If you want the dirty details of government excess, then do what I do, talk to Chris Edwards, Director of Tax Policy Studies at the Cato Institute. A lucky few will have the chance to listen to Chris speak at this week’s exclusive Cato gathering in Naples, Florida. I wish I were there. In his latest piece Chris writes:
The Congressional Budget Office (CBO) released new projections showing the debt disaster being manufactured in Washington. Federal borrowing from global capital markets is expected to soar from an outstanding $14 trillion this year to $24 trillion by 2026 under the baseline.
Every dollar of debt is an added burden on future taxpayers. Debt-fueled spending is both unfair and damaging. Members of Congress know how credit cards work, so either they are in denial or they lack the guts to make tough decisions. Either way, they are failing the nation.
The situation is actually worse that the baseline shows, and members should know that too. The baseline assumes that the economy chugs along with modest growth and avoids a recession, but we’ve had a recession every five and a half years, on average, since World War II. Deficits soar during recessions, pushing up debt and debt as a share of gross domestic product (GDP).
Also, the CBO baseline assumes that Congress sticks to current discretionary budget caps. Discretionary spending is projected to fall from 6.5 percent of GDP this year to 5.2 percent by 2026. But what if Congress continues its spendthrift ways, keeps breaking the budget caps, and spending remains at 6.5 percent? That change alone would push up 2026 debt by roughly $2.7 trillion, including added interest costs.
Here is another scary factor that is rarely discussed: The CBO budget report has included the chart below for many years. The current debt load is the highest ever in peacetime but is still below the World War II peak. I suspect people looking at the chart are comforted by the rapid decline in the debt following the war—if we belt-tightened back then, then we can do so again.
But little of the post-war debt decline was due to belt-tightening. In fact, the government has steadily increased spending and run deficits 85 percent of the years since 1930.
The post-WWII debt decline was partly due to strong economic growth, but mainly due to the government shafting bondholders with unexpected inflation. Inflation reduces the real value of outstanding debt, and thus imposes losses on creditors. The ability to cut real debt by inflation depends on the debt’s maturity and whether creditors expect inflation.

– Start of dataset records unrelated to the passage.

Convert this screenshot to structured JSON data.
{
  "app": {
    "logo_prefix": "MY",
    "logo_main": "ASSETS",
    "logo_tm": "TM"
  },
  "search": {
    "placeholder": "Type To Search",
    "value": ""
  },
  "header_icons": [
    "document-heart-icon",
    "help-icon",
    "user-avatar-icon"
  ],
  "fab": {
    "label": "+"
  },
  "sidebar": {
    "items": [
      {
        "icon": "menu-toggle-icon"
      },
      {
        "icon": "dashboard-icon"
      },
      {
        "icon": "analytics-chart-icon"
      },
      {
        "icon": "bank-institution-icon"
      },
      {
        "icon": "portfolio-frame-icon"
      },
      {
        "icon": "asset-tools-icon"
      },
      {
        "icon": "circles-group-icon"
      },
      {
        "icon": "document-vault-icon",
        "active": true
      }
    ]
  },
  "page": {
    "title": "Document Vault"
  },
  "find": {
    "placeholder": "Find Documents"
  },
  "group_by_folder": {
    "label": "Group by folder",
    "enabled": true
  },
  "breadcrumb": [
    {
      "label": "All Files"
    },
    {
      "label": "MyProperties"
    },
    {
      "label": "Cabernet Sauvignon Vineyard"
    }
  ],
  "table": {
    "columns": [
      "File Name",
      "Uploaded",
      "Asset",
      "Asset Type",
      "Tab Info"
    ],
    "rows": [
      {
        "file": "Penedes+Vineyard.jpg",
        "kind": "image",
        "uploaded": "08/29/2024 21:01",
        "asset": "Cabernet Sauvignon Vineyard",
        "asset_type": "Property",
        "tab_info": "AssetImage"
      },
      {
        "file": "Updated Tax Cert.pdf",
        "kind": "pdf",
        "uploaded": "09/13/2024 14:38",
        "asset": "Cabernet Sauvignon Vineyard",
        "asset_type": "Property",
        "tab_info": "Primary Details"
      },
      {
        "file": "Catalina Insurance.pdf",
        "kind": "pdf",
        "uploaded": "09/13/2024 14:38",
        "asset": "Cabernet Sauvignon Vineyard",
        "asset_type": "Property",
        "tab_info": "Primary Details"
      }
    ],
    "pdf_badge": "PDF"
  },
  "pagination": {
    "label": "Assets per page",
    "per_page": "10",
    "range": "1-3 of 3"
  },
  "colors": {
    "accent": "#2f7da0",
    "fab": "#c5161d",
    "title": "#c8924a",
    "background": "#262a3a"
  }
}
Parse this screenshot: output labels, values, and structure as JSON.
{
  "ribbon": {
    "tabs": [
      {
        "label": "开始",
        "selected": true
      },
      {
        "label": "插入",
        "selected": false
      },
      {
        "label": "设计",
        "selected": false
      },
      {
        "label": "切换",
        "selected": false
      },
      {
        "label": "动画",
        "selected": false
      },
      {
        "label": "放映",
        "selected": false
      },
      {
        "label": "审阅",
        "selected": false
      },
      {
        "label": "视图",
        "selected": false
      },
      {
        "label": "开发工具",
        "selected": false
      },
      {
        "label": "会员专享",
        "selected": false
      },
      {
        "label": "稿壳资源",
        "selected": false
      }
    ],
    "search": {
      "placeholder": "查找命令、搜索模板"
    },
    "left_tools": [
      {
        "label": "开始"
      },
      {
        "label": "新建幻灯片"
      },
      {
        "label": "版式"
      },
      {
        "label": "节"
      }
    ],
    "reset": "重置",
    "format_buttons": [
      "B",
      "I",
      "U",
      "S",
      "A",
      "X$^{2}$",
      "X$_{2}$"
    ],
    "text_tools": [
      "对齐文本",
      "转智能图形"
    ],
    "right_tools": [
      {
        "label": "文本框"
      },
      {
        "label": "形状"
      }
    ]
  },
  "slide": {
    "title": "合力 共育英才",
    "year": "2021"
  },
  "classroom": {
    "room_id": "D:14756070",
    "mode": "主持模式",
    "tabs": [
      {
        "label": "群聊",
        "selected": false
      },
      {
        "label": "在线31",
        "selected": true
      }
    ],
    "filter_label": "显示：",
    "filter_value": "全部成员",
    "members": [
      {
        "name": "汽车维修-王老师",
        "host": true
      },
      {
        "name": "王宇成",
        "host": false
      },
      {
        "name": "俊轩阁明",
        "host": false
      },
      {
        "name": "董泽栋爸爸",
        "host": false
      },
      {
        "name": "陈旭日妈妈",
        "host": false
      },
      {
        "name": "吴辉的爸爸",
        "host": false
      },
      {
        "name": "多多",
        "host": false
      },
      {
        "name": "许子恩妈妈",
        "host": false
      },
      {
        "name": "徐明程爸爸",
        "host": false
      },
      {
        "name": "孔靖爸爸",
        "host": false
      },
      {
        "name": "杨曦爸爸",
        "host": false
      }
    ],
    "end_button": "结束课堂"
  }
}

If the average maturity is long, the government can reduce the real debt load with unexpected inflation.
That is what happened following WWII. As the chart shows, the debt-to-GDP ratio was cut almost in half between 1946 and 1955. Economists Joshua Aizenman and Nancy Marion found that nearly all that drop was due to the combination of inflation and long maturities on the debt at the time. In subsequent decades, maturities fell, so inflation resulted in less debt shrinkage.

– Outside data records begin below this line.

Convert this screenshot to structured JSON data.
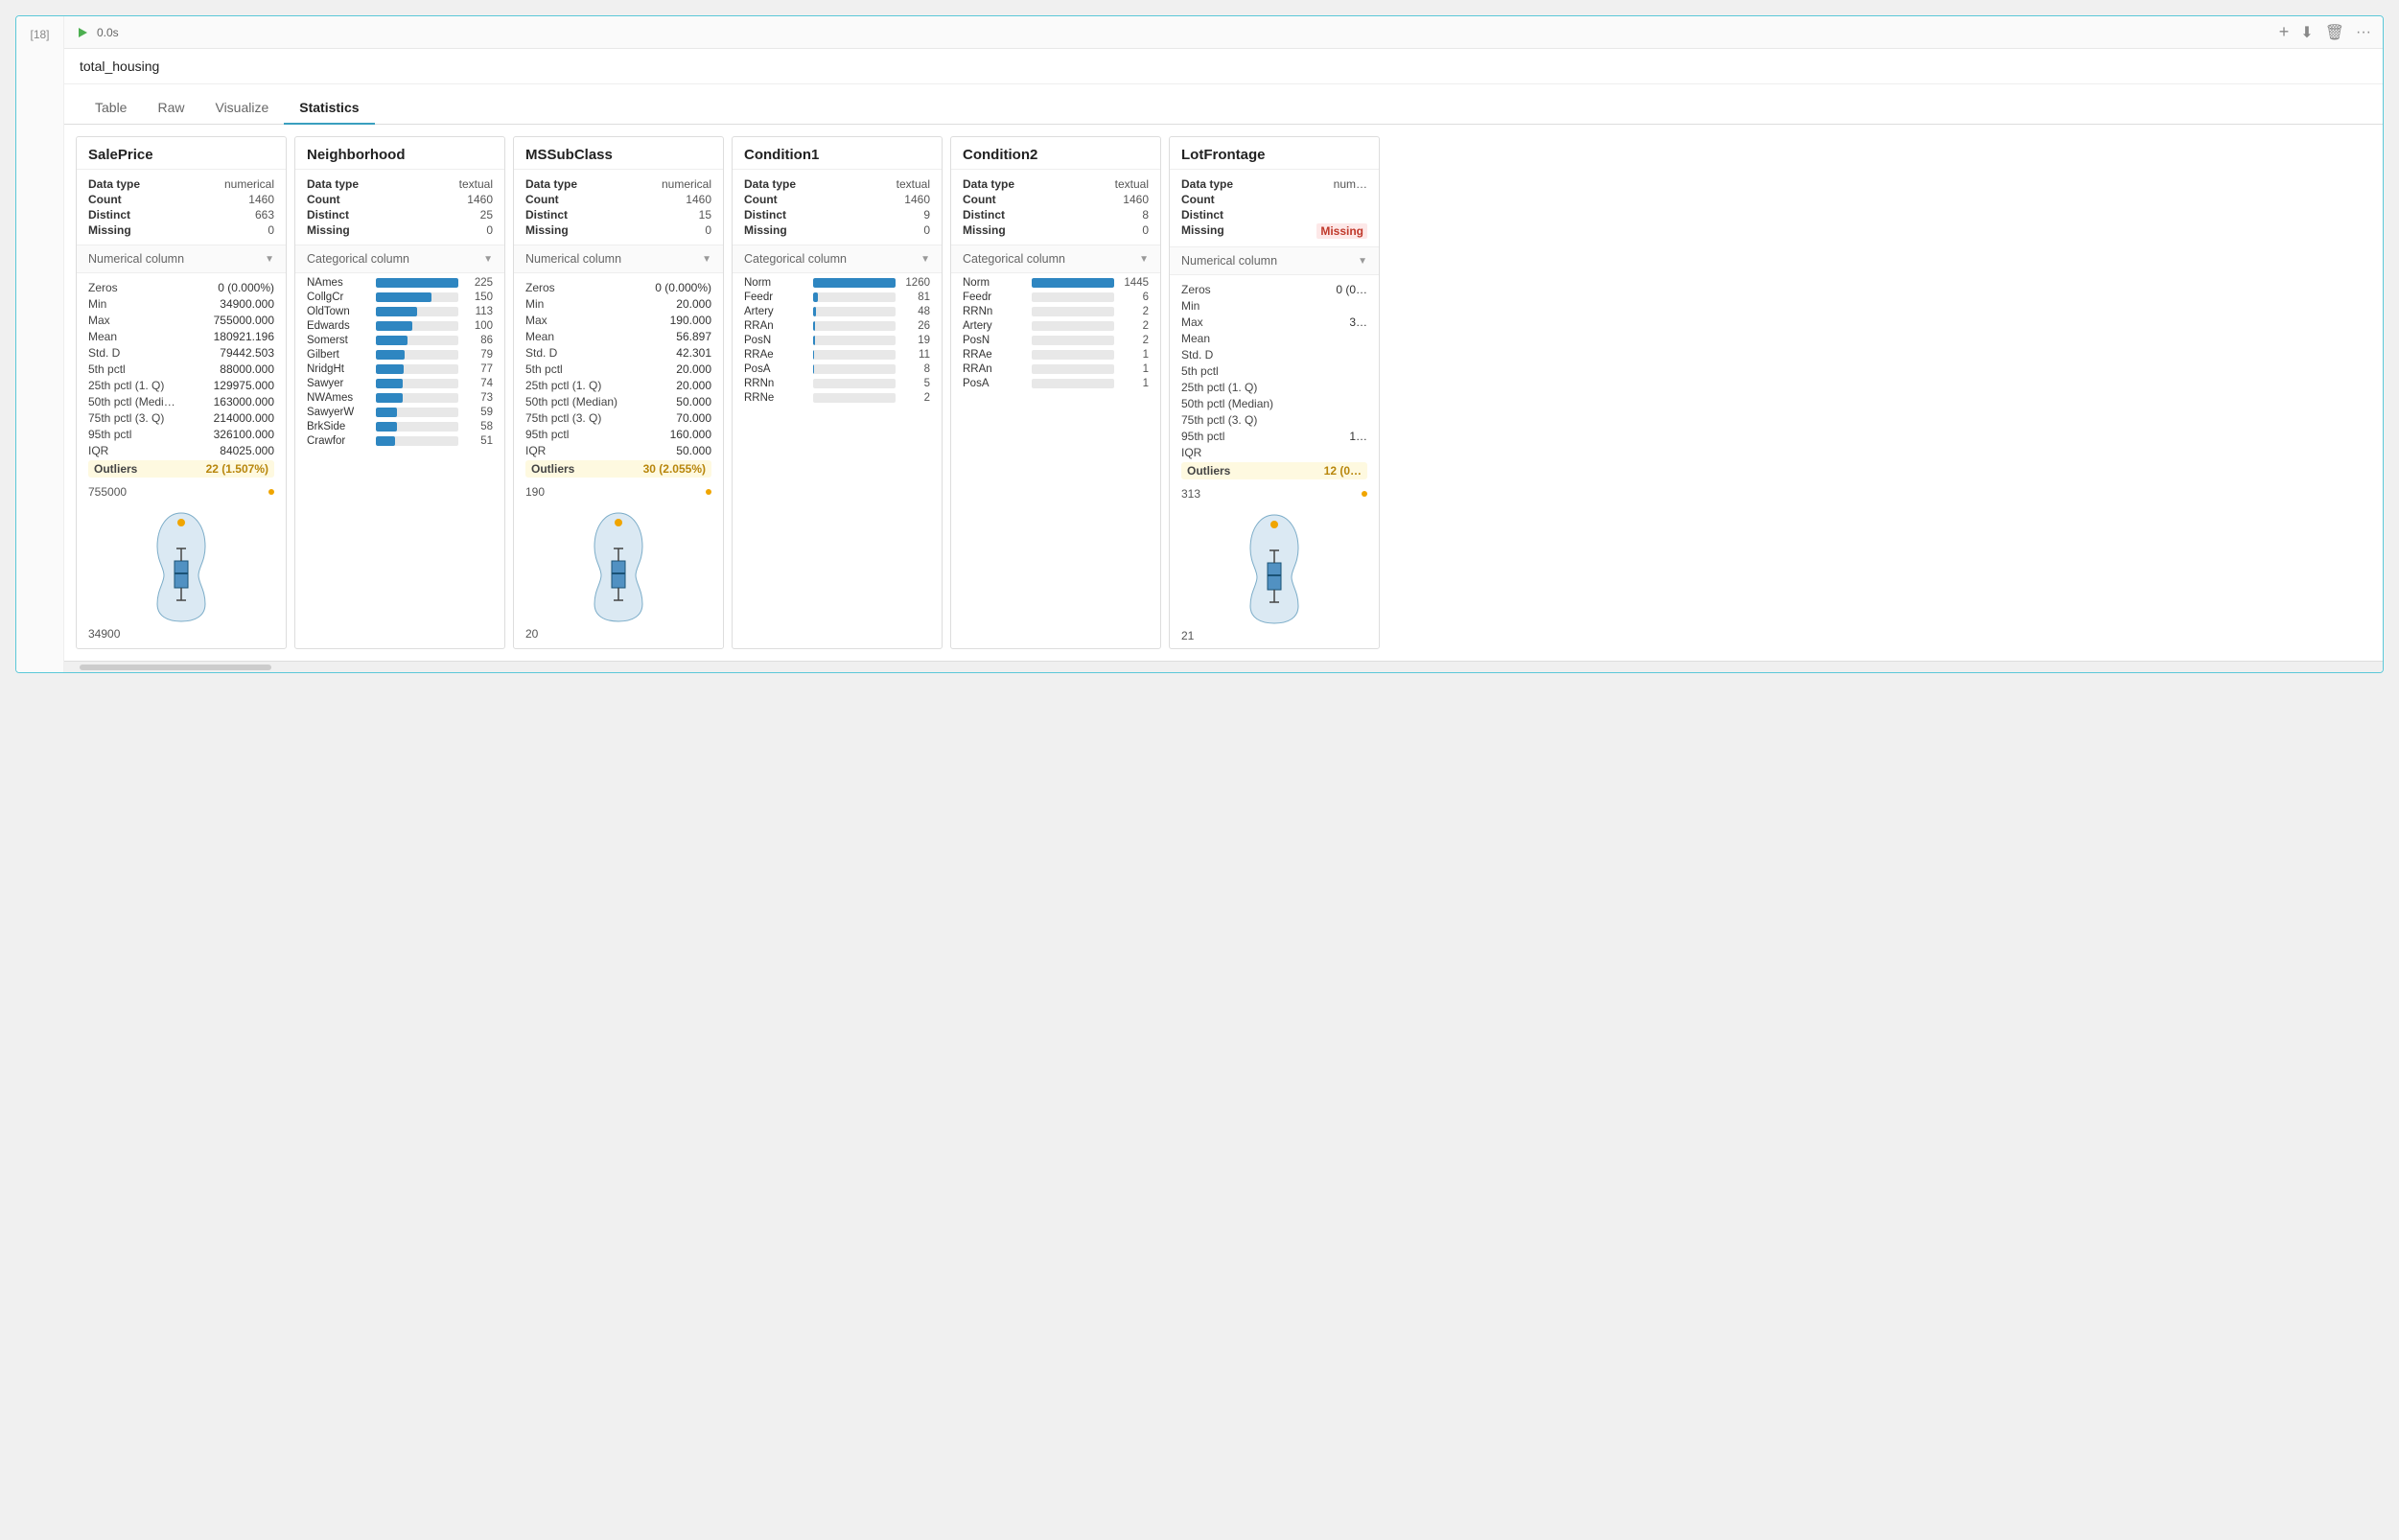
{
  "cell": {
    "number": "[18]",
    "run_time": "0.0s",
    "title": "total_housing",
    "actions": [
      "+",
      "⬇",
      "🗑",
      "···"
    ]
  },
  "tabs": [
    {
      "label": "Table",
      "active": false
    },
    {
      "label": "Raw",
      "active": false
    },
    {
      "label": "Visualize",
      "active": false
    },
    {
      "label": "Statistics",
      "active": true
    }
  ],
  "columns": [
    {
      "name": "SalePrice",
      "type": "numerical",
      "type_label": "Numerical column",
      "meta": {
        "Data type": "numerical",
        "Count": "1460",
        "Distinct": "663",
        "Missing": "0"
      },
      "stats": [
        {
          "label": "Zeros",
          "value": "0 (0.000%)"
        },
        {
          "label": "Min",
          "value": "34900.000"
        },
        {
          "label": "Max",
          "value": "755000.000"
        },
        {
          "label": "Mean",
          "value": "180921.196"
        },
        {
          "label": "Std. D",
          "value": "79442.503"
        },
        {
          "label": "5th pctl",
          "value": "88000.000"
        },
        {
          "label": "25th pctl (1. Q)",
          "value": "129975.000"
        },
        {
          "label": "50th pctl (Medi…",
          "value": "163000.000"
        },
        {
          "label": "75th pctl (3. Q)",
          "value": "214000.000"
        },
        {
          "label": "95th pctl",
          "value": "326100.000"
        },
        {
          "label": "IQR",
          "value": "84025.000"
        }
      ],
      "outliers": {
        "label": "Outliers",
        "value": "22 (1.507%)"
      },
      "violin_min": "34900",
      "violin_max": "755000",
      "missing_highlight": false
    },
    {
      "name": "Neighborhood",
      "type": "textual",
      "type_label": "Categorical column",
      "meta": {
        "Data type": "textual",
        "Count": "1460",
        "Distinct": "25",
        "Missing": "0"
      },
      "bars": [
        {
          "label": "NAmes",
          "count": 225,
          "max": 225
        },
        {
          "label": "CollgCr",
          "count": 150,
          "max": 225
        },
        {
          "label": "OldTown",
          "count": 113,
          "max": 225
        },
        {
          "label": "Edwards",
          "count": 100,
          "max": 225
        },
        {
          "label": "Somerst",
          "count": 86,
          "max": 225
        },
        {
          "label": "Gilbert",
          "count": 79,
          "max": 225
        },
        {
          "label": "NridgHt",
          "count": 77,
          "max": 225
        },
        {
          "label": "Sawyer",
          "count": 74,
          "max": 225
        },
        {
          "label": "NWAmes",
          "count": 73,
          "max": 225
        },
        {
          "label": "SawyerW",
          "count": 59,
          "max": 225
        },
        {
          "label": "BrkSide",
          "count": 58,
          "max": 225
        },
        {
          "label": "Crawfor",
          "count": 51,
          "max": 225
        }
      ],
      "missing_highlight": false
    },
    {
      "name": "MSSubClass",
      "type": "numerical",
      "type_label": "Numerical column",
      "meta": {
        "Data type": "numerical",
        "Count": "1460",
        "Distinct": "15",
        "Missing": "0"
      },
      "stats": [
        {
          "label": "Zeros",
          "value": "0 (0.000%)"
        },
        {
          "label": "Min",
          "value": "20.000"
        },
        {
          "label": "Max",
          "value": "190.000"
        },
        {
          "label": "Mean",
          "value": "56.897"
        },
        {
          "label": "Std. D",
          "value": "42.301"
        },
        {
          "label": "5th pctl",
          "value": "20.000"
        },
        {
          "label": "25th pctl (1. Q)",
          "value": "20.000"
        },
        {
          "label": "50th pctl (Median)",
          "value": "50.000"
        },
        {
          "label": "75th pctl (3. Q)",
          "value": "70.000"
        },
        {
          "label": "95th pctl",
          "value": "160.000"
        },
        {
          "label": "IQR",
          "value": "50.000"
        }
      ],
      "outliers": {
        "label": "Outliers",
        "value": "30 (2.055%)"
      },
      "violin_min": "20",
      "violin_max": "190",
      "missing_highlight": false
    },
    {
      "name": "Condition1",
      "type": "textual",
      "type_label": "Categorical column",
      "meta": {
        "Data type": "textual",
        "Count": "1460",
        "Distinct": "9",
        "Missing": "0"
      },
      "bars": [
        {
          "label": "Norm",
          "count": 1260,
          "max": 1260
        },
        {
          "label": "Feedr",
          "count": 81,
          "max": 1260
        },
        {
          "label": "Artery",
          "count": 48,
          "max": 1260
        },
        {
          "label": "RRAn",
          "count": 26,
          "max": 1260
        },
        {
          "label": "PosN",
          "count": 19,
          "max": 1260
        },
        {
          "label": "RRAe",
          "count": 11,
          "max": 1260
        },
        {
          "label": "PosA",
          "count": 8,
          "max": 1260
        },
        {
          "label": "RRNn",
          "count": 5,
          "max": 1260
        },
        {
          "label": "RRNe",
          "count": 2,
          "max": 1260
        }
      ],
      "missing_highlight": false
    },
    {
      "name": "Condition2",
      "type": "textual",
      "type_label": "Categorical column",
      "meta": {
        "Data type": "textual",
        "Count": "1460",
        "Distinct": "8",
        "Missing": "0"
      },
      "bars": [
        {
          "label": "Norm",
          "count": 1445,
          "max": 1445
        },
        {
          "label": "Feedr",
          "count": 6,
          "max": 1445
        },
        {
          "label": "RRNn",
          "count": 2,
          "max": 1445
        },
        {
          "label": "Artery",
          "count": 2,
          "max": 1445
        },
        {
          "label": "PosN",
          "count": 2,
          "max": 1445
        },
        {
          "label": "RRAe",
          "count": 1,
          "max": 1445
        },
        {
          "label": "RRAn",
          "count": 1,
          "max": 1445
        },
        {
          "label": "PosA",
          "count": 1,
          "max": 1445
        }
      ],
      "missing_highlight": false
    },
    {
      "name": "LotFrontage",
      "type": "numerical",
      "type_label": "Numerical column",
      "meta": {
        "Data type": "num…",
        "Count": "",
        "Distinct": "",
        "Missing": "highlight"
      },
      "stats": [
        {
          "label": "Zeros",
          "value": "0 (0…"
        },
        {
          "label": "Min",
          "value": ""
        },
        {
          "label": "Max",
          "value": "3…"
        },
        {
          "label": "Mean",
          "value": ""
        },
        {
          "label": "Std. D",
          "value": ""
        },
        {
          "label": "5th pctl",
          "value": ""
        },
        {
          "label": "25th pctl (1. Q)",
          "value": ""
        },
        {
          "label": "50th pctl (Median)",
          "value": ""
        },
        {
          "label": "75th pctl (3. Q)",
          "value": ""
        },
        {
          "label": "95th pctl",
          "value": "1…"
        },
        {
          "label": "IQR",
          "value": ""
        }
      ],
      "outliers": {
        "label": "Outliers",
        "value": "12 (0…"
      },
      "violin_min": "21",
      "violin_max": "313",
      "missing_highlight": true
    }
  ]
}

Here’s the upshot: It is unlikely that the government would be able to shaft bondholders like that again, nor would that be a good idea. So Congress and the next president need to make major budget reforms to avert the government’s disastrous debt pile up. They are going to have to cut spending, and that is actually a good thing because spending cuts would reduce economic distortions and help spur more growth.